Furthermore, at Black Hat USA 2016, John Seymour and Philip Tully presented a paper titled “Weaponizing data science for social engineering: Automated E2E spear phishing on Twitter,” which presented a recurrent neural network learning to tweet phishing posts to target certain users. In the paper, the pair presented that the SNAP_R neural network, which was trained on spear phishing pentesting data, was dynamically seeded with topics taken from the timeline posts of target users (as well as the users they tweet or follow) to make the click-through more likely.
Subsequently, the system was remarkably effective. In tests involving 90 users, the framework delivered a success rate varying between 30 and 60 percent, a considerable improvement on manual spear phishing and bulk phishing results.
4. Threat intelligence goes haywire
Threat intelligence is arguably a mixed blessing when it comes to machine learning.
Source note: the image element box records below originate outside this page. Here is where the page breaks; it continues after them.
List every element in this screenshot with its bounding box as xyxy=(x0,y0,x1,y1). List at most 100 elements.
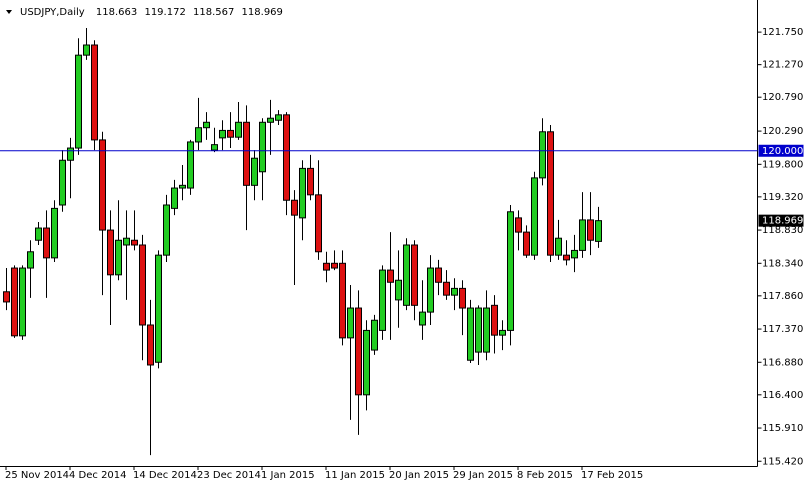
level-label-box xyxy=(758,144,804,157)
candle-body xyxy=(339,262,346,339)
x-tick-label: 29 Jan 2015 xyxy=(453,470,513,481)
level-label: 120.000 xyxy=(762,146,803,157)
candle-body xyxy=(3,291,10,303)
header-close: 118.969 xyxy=(242,7,283,18)
x-tick-label: 4 Dec 2014 xyxy=(69,470,127,481)
price-label-box xyxy=(758,214,804,227)
candle-body xyxy=(483,307,490,353)
y-tick-label: 116.880 xyxy=(762,357,803,368)
candle-body xyxy=(67,147,74,161)
candle-body xyxy=(323,262,330,271)
candle-body xyxy=(11,267,18,337)
candle-body xyxy=(299,167,306,219)
candle-body xyxy=(27,251,34,269)
candle-body xyxy=(131,239,138,246)
candle-body xyxy=(139,244,146,326)
candle-body xyxy=(563,254,570,261)
candle-body xyxy=(515,217,522,233)
candle-body xyxy=(283,114,290,201)
candle-body xyxy=(451,287,458,296)
candle-body xyxy=(187,141,194,189)
x-tick-label: 20 Jan 2015 xyxy=(389,470,449,481)
candle-body xyxy=(579,219,586,251)
candle-body xyxy=(163,204,170,256)
candle-body xyxy=(19,267,26,337)
candle-body xyxy=(467,307,474,361)
candle-body xyxy=(267,117,274,123)
y-tick-label: 115.420 xyxy=(762,456,803,467)
candle-body xyxy=(107,229,114,276)
candle-body xyxy=(531,177,538,256)
candle-body xyxy=(251,157,258,186)
candle-body xyxy=(155,254,162,363)
y-tick-label: 119.320 xyxy=(762,192,803,203)
header-open: 118.663 xyxy=(96,7,137,18)
candle-body xyxy=(427,267,434,313)
candle-body xyxy=(387,269,394,283)
y-tick-label: 118.340 xyxy=(762,258,803,269)
candle-body xyxy=(555,237,562,256)
candle-body xyxy=(75,54,82,149)
candle-body xyxy=(291,199,298,216)
candle-body xyxy=(347,307,354,339)
y-tick-label: 115.910 xyxy=(762,423,803,434)
candle-body xyxy=(211,144,218,151)
candle-body xyxy=(227,129,234,138)
y-tick-label: 119.800 xyxy=(762,159,803,170)
chart-header: USDJPY,Daily 118.663 119.172 118.567 118… xyxy=(20,7,283,18)
candle-body xyxy=(43,227,50,259)
candle-body xyxy=(595,220,602,242)
candle-body xyxy=(171,187,178,209)
candle-body xyxy=(91,44,98,141)
y-tick-label: 121.750 xyxy=(762,27,803,38)
candle-body xyxy=(51,207,58,259)
candle-body xyxy=(571,249,578,259)
candle-body xyxy=(547,131,554,256)
candle-body xyxy=(539,131,546,179)
candle-body xyxy=(523,231,530,256)
x-tick-label: 14 Dec 2014 xyxy=(133,470,197,481)
price-label: 118.969 xyxy=(762,216,803,227)
candle-body xyxy=(35,227,42,241)
candle-body xyxy=(99,139,106,231)
candle-body xyxy=(443,281,450,296)
candle-body xyxy=(115,239,122,276)
candle-body xyxy=(147,324,154,366)
candle-body xyxy=(275,114,282,121)
candle-body xyxy=(459,287,466,309)
y-tick-label: 118.830 xyxy=(762,225,803,236)
candle-body xyxy=(475,307,482,353)
candle-body xyxy=(587,219,594,241)
candle-body xyxy=(315,194,322,253)
candle-body xyxy=(59,159,66,206)
header-arrow xyxy=(6,10,12,14)
candle-body xyxy=(203,121,210,129)
candle-body xyxy=(379,269,386,331)
y-tick-label: 116.400 xyxy=(762,390,803,401)
header-high: 119.172 xyxy=(144,7,185,18)
symbol: USDJPY,Daily xyxy=(20,7,85,18)
candle-body xyxy=(195,127,202,143)
x-tick-label: 11 Jan 2015 xyxy=(325,470,385,481)
y-tick-label: 121.270 xyxy=(762,60,803,71)
x-tick-label: 25 Nov 2014 xyxy=(5,470,69,481)
candle-body xyxy=(235,121,242,138)
candle-body xyxy=(83,44,90,56)
candle-body xyxy=(371,319,378,351)
candle-body xyxy=(123,237,130,246)
candle-body xyxy=(243,121,250,186)
candle-body xyxy=(411,244,418,306)
candle-body xyxy=(179,184,186,189)
header-low: 118.567 xyxy=(193,7,234,18)
candle-body xyxy=(259,121,266,173)
candle-body xyxy=(363,329,370,396)
candle-body xyxy=(219,129,226,139)
candle-body xyxy=(499,329,506,336)
candle-body xyxy=(435,267,442,283)
x-tick-label: 1 Jan 2015 xyxy=(261,470,315,481)
y-tick-label: 117.370 xyxy=(762,324,803,335)
candle-body xyxy=(419,311,426,326)
y-tick-label: 120.790 xyxy=(762,92,803,103)
x-tick-label: 23 Dec 2014 xyxy=(197,470,261,481)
On the one hand, it is universally accepted that, in an age of false positives, machine learning systems will help analysts to identify the real threats coming from multiple systems. “Applying machine learning delivers two significant gains in the domain of threat intelligence,” said Recorded Future CTO and co-founder Staffan Truvé in a recent whitepaper.
“First, the processing and structuring of such huge volumes of data, including analysis of the complex relationships within it, is a problem almost impossible to address with manpower alone. Augmenting the machine with a reasonably capable human, means you’re more effectively armed than ever to reveal and respond to emerging threats,” Truvé wrote. “The second is automation — taking all these tasks, which we as humans can perform without a problem, and using the technology to scale up to a much larger volume we could ever handle.”
However, there’s the belief, too, that criminals will adapt to simply overload those alerts once more. McAfee’s Grobman previously pointed to a technique known as “raising the noise floor.” A hacker will use this technique to bombard an environment in a way to generate a lot of false positives to common machine learning models. Once a target recalibrates its system to filter out the false alarms, the attacker can launch a real attack that can get by the machine learning system.
5. Unauthorized access
An early example of machine learning for security attacks was published back in 2012, by researchers Claudia Cruz, Fernando Uceda, and Leobardo Reyes. They used support vector machines (SVM) to break a system running on reCAPTCHA images with an accuracy of 82 percent. All captcha mechanisms were subsequently improved, only for the researchers to use deep learning to break the CAPTCHA once more. In 2016, an article was published that detailed how to break simple-captcha with 92 percent accuracy using deep learning.
Separately, the “I am Robot” research at last year’s BlackHat revealed how researchers broke the latest semantic image CAPTCHA and compared various machine learning algorithms. The paper promised a 98 percent accuracy on breaking Google’s reCAPTCHA.
6. Poisoning the machine learning engine
A far simpler, yet effective, technique is that the machine learning engine used to detect malware could be poisoned, rendering it ineffective, much like criminals have done with antivirus engines in the past. It sounds simple enough; the machine learning model learns from input data, if that data pool is poisoned, then the output is also poisoned. Researchers from New York University demonstrated how convolutional neural networks (CNNs) could be backdoored to produce these false (but controlled) results through CNNs like Google, Microsoft, and AWS.